Although “in hall” residency may be a choice for some lucky students, there is a huge demand for bed-sits, shared apartments or houses. It’s a worrying time for parents, and some of the accommodation leaves a lot to be desired, especially in the major university towns. The tall, multi-storey buildings, occupied by many unrelated tenants and converted into individual self-contained units, are of particular concern. Some of these are owned and run by unscrupulous landlords whose sole aim is to cram as many students as possible in as small a spot, providing little comfort or even protection in the process.

New laws are about to change all that. They would certainly create problems for the above-mentioned landlords, but they can assist those who want to enter the purchase to let market by making these properties more interesting to mortgage lenders, who will see the appeal of well thought-out and controlled conversion schemes.
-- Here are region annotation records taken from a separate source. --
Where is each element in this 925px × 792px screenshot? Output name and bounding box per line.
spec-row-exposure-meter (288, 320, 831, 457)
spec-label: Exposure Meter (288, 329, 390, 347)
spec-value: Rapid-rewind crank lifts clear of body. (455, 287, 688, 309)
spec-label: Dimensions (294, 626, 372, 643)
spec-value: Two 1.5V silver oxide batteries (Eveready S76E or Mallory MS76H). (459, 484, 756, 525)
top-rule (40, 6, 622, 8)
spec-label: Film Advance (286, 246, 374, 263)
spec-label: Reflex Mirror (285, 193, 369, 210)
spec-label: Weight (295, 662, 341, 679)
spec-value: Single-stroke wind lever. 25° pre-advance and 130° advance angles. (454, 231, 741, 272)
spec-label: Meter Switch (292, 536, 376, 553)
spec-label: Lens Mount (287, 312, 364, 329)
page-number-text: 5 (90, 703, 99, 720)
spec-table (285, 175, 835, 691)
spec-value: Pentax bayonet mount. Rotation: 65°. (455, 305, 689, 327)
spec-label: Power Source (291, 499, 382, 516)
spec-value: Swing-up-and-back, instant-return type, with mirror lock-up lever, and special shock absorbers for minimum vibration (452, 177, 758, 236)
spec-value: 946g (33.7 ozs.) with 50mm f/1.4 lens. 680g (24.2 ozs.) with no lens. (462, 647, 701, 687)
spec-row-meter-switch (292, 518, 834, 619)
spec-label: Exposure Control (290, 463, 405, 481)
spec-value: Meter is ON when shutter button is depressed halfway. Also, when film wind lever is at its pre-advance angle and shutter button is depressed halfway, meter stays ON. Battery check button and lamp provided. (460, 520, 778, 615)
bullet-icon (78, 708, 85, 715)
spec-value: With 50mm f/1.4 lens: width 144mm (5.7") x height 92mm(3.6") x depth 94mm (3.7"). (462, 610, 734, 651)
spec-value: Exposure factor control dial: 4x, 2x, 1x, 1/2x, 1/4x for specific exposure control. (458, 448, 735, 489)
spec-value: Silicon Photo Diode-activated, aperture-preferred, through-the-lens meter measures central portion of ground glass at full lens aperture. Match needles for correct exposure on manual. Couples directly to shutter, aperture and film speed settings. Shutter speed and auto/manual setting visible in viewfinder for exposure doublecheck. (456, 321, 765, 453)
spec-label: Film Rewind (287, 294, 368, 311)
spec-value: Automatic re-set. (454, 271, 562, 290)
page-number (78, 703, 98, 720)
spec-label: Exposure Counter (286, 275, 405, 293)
It was confirmed at the start of this year that such properties will need to be approved prior to occupancy. This should greatly increase the quality of lodging. An inspection will take place, focusing on room sizes, arrangement of aspects of accommodation and protection, and fire regulations. The landlord would also be expected to produce proof of appropriate plans for the future management and maintenance of the house. For a five year licence, the Local Authority would grant the licenses at a cost of about £ 100 per individual tenant. For non-compliance, there would be a fine of up to £20,000. The certificate can be referred to as a multiple occupation licence. It would refer to property that is situated on at least three floors and is let to multiple unrelated tenants.